When we last debated in Houston, Steve Badger could hardly wait to share a new case with the Insurance Appraisal and Umpire (IAUA) audience.1 With me paraphrasing, this is my recollection of what Badger said about the case:

The main issue addressed by this case is: Does the standard appraisal award form language resolve disputes as to the extent/cause of damage and/or date of loss?

This case holds it does not.

…This opinion confirms the right to litigate the extent and cause of damage as well as date of loss issues when an award uses just the standard boilerplate appraisal award form language.

I always advocate for clarity in our appraisal awards, so we know what the panel considered, whether the award is final, and whether we still have a right to litigate certain issues. Ambiguity is not good for anyone. Whenever we have issues concerning the existence, extent of damage, or date of loss, insurers should make sure there is a paper trail in the appraisal process showing our efforts to bring clarity to what the panel is considering. This should be by either using an appraisal protocol or by providing suggested appraisal award language. At a minimum, the insurance company appraiser should raise these issues with the appraisal panel.

So, what did the judge actually say? The judge noted these facts:    

The appraisers submitted their award and schedules detailing the expenses and the total appraisal amount. The documents identify the ‘Date of Loss’ as April 15, 2021, and identify the ‘Type of Loss’ as ‘hail and wind damage.’ The award itself provided $21,784.01 as the amount of loss, reflecting a replacement cost of $30,738.15, less $8,954.14 in depreciation. The award does not contain any statement from the appraisers that, for example, they only evaluated damage that occurred on or about April 15, 2021, or that the appraisal amount reflects any apportionment between uncovered and covered losses. Below the appraisers’ signatures, the award states:

This award is made without consideration of any deductibles or prior payments. Such deductibles and prior payments will be subtracted from any payments due and owing as a result of the entry of this award. This award is made subject to all the terms, conditions, and exclusions of the policy which may be the subject of this appraisal.


The appraisers here made no effort to determine whether the loss occurred during the coverage period, and they did not state that Hoff’s policy covered the claimed loss.

… The appraisers in this case did not find the date when the damage occurred. While the supporting materials to the award indicate that the appraisers considered April 15, 2021, as the date of loss, nothing in the award suggests that the appraisers segregated any damage from the total appraisal amount because that damage occurred on a different date. The award did state the roof’s replacement cost, less depreciation, but did not separate what damage was covered from what was not based on the date of loss.
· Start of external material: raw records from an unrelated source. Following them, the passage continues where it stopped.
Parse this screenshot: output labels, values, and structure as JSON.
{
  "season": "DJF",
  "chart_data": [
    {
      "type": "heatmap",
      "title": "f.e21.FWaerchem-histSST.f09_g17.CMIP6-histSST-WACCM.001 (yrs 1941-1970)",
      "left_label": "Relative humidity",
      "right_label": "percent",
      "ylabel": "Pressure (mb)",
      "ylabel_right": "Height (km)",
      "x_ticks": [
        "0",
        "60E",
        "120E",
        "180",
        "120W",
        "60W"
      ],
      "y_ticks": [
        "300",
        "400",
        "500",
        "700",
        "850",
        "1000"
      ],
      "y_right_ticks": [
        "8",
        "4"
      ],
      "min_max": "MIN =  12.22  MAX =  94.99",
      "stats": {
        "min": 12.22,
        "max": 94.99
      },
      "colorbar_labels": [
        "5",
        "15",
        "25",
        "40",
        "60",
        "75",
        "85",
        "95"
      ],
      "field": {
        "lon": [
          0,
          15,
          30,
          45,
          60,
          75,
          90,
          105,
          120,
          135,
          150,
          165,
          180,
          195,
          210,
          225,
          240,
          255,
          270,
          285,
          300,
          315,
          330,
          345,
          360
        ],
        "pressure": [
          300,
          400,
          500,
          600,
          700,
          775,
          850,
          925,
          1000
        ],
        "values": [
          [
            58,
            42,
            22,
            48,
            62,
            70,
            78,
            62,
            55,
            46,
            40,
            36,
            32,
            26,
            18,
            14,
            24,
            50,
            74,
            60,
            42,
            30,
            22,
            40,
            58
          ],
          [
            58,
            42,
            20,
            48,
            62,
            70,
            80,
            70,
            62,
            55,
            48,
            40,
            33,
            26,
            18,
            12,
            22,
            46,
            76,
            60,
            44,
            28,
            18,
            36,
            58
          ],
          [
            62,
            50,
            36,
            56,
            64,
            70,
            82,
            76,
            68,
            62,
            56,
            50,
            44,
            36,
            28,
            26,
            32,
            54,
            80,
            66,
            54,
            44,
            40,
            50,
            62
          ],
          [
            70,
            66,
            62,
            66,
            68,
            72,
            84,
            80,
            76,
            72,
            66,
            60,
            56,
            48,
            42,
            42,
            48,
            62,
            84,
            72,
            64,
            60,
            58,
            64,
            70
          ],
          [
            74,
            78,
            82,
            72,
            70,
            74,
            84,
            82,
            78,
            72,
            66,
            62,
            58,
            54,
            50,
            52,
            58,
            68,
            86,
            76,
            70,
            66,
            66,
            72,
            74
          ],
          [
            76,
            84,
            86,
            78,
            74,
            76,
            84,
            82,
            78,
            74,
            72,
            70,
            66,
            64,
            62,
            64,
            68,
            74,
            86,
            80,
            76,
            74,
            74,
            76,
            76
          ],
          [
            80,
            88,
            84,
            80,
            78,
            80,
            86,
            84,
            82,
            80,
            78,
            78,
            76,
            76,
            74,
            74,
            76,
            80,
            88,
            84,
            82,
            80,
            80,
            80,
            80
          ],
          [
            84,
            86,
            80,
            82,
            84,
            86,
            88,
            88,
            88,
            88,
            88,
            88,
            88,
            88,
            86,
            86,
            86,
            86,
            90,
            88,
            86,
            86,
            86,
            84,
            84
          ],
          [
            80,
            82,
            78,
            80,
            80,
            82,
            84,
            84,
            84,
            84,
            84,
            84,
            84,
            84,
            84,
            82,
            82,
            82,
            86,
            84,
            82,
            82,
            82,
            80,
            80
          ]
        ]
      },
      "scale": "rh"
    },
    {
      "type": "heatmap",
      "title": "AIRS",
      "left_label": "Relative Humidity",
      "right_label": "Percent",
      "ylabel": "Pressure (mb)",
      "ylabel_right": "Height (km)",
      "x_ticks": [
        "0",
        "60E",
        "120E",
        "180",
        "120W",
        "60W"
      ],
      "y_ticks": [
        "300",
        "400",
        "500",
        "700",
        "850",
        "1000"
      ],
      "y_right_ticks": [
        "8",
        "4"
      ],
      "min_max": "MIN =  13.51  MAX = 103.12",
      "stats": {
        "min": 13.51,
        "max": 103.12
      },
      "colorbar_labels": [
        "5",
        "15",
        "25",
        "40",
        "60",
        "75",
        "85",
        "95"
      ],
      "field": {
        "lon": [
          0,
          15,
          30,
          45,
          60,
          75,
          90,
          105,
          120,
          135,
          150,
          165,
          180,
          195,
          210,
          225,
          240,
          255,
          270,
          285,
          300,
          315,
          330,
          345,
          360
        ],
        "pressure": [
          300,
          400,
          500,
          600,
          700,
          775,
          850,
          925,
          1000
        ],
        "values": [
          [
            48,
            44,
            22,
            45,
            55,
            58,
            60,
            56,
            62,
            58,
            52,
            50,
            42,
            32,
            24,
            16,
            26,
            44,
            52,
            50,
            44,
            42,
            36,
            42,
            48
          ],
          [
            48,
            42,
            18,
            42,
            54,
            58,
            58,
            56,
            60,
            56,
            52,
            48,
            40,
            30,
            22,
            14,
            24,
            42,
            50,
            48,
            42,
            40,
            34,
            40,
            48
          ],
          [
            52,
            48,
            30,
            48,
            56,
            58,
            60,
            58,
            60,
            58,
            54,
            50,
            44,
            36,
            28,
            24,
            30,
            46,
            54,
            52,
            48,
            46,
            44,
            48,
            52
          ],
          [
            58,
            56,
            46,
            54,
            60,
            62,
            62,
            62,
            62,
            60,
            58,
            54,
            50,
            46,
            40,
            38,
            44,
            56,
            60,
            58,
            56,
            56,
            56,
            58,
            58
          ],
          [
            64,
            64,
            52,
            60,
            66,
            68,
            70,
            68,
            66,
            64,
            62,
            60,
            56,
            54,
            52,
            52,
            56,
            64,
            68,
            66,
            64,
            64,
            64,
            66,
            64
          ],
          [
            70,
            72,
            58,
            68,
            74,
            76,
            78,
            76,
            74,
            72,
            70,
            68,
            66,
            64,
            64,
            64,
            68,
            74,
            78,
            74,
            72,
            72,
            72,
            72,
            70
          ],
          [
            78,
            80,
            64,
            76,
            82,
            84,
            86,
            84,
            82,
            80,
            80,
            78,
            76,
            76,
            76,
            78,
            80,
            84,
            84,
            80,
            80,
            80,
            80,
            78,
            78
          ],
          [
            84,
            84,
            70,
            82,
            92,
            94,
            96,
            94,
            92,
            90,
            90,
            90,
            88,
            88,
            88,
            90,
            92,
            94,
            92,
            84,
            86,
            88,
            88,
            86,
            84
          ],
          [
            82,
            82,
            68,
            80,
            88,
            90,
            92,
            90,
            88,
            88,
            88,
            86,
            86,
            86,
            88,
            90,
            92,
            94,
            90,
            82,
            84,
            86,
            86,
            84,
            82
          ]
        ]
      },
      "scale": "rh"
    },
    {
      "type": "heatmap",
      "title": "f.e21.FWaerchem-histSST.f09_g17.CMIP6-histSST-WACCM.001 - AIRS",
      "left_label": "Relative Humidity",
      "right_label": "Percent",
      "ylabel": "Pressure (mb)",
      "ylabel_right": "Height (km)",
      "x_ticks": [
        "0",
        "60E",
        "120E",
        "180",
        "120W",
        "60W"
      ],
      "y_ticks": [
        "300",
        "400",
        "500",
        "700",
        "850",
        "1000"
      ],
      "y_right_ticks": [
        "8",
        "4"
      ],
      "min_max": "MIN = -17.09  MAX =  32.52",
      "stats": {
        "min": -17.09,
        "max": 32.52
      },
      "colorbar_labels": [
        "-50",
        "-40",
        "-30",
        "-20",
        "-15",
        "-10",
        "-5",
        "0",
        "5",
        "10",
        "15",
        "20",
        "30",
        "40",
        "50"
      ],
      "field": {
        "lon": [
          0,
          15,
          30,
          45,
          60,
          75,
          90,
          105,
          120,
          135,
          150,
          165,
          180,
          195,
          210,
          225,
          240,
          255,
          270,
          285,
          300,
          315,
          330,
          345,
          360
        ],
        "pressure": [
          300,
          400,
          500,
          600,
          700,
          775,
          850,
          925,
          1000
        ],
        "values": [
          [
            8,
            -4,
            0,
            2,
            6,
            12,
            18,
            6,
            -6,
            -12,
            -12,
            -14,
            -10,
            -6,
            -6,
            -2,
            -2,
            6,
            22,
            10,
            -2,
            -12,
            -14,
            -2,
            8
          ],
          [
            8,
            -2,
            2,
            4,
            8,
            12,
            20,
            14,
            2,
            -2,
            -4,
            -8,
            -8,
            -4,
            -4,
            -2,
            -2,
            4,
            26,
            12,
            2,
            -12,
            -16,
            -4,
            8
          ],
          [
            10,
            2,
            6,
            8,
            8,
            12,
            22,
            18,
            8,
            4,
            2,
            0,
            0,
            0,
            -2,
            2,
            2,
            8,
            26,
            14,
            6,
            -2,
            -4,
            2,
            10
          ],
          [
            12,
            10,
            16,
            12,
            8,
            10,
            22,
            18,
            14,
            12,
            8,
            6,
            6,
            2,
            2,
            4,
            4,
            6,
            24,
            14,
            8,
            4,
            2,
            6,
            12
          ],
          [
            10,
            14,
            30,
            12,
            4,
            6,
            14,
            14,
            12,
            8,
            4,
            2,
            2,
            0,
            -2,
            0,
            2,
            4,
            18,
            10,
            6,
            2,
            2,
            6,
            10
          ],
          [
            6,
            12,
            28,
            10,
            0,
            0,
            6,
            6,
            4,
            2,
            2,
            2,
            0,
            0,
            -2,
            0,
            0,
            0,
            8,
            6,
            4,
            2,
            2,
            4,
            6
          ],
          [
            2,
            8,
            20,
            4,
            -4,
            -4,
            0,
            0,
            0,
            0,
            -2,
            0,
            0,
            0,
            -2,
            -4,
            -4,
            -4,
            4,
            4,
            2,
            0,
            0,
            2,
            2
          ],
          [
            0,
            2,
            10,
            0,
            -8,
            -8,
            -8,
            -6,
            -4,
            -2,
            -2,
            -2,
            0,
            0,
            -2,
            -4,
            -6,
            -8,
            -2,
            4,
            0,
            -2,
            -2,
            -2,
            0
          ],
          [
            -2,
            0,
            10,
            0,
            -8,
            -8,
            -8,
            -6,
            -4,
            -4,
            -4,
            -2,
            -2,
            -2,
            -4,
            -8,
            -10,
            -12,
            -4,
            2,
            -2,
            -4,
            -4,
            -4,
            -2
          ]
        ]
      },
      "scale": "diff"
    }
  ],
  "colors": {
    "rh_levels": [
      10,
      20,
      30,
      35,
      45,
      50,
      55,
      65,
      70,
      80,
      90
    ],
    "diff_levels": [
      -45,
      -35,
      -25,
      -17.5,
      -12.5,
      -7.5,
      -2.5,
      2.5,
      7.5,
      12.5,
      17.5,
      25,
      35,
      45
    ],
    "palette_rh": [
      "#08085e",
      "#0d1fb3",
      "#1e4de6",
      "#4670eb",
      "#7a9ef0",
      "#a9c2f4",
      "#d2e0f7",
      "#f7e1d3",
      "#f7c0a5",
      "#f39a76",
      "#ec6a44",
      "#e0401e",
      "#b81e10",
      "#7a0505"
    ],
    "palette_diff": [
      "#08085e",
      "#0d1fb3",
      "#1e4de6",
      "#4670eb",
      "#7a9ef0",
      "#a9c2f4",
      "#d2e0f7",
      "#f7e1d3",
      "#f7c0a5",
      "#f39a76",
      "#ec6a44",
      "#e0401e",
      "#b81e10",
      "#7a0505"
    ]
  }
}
So, the judge denied the policyholder’s motion for summary judgment, stating:

The court agrees with Meridian that the award does not establish liability for a covered loss under the policy.
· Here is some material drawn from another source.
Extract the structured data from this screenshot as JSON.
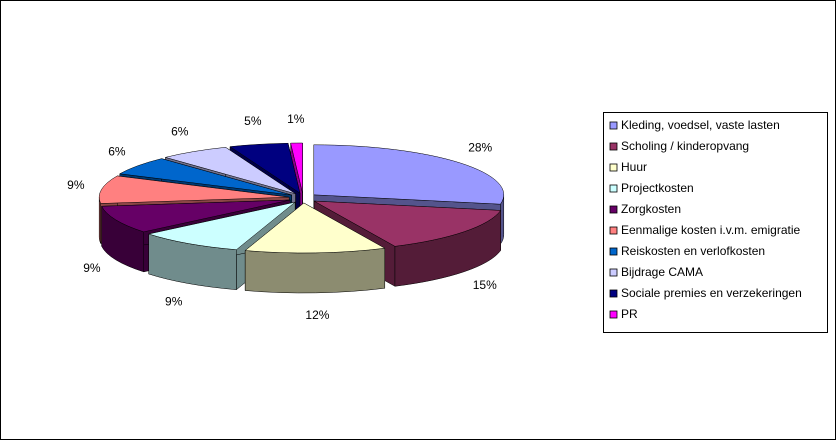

Steve Badger is correct that the award form did not satisfy the court in this case and with these facts. We can learn from and be mindful of these unique case facts. Still, many appraisal panels in states other than Texas make valid awards that determine the amount of hail and wind damage using this form.    

My suggestion is to list the perils of damage and the date of the damage so that there is no confusion when making an appraisal award form. Further, I would make certain that if the panel is in Texas, the award should state that the appraisers “only evaluated damage that occurred on or about” a certain date and that the appraisal amount reflects apportionment between alleged uncovered damage and covered losses caused by the covered perils. In this manner, Texas policyholders may finally get paid and avoid even more claims payment delays.  

Thought For Day

The quality of our lives depends not on whether or not we have conflicts, but on how we respond to them.

—Thomas Crum  

1 Hoff v. Meridian Security Ins. Co., No. H-23-00041, 2023 WL 5192013 (S.D. Tex. Aug. 11, 2023).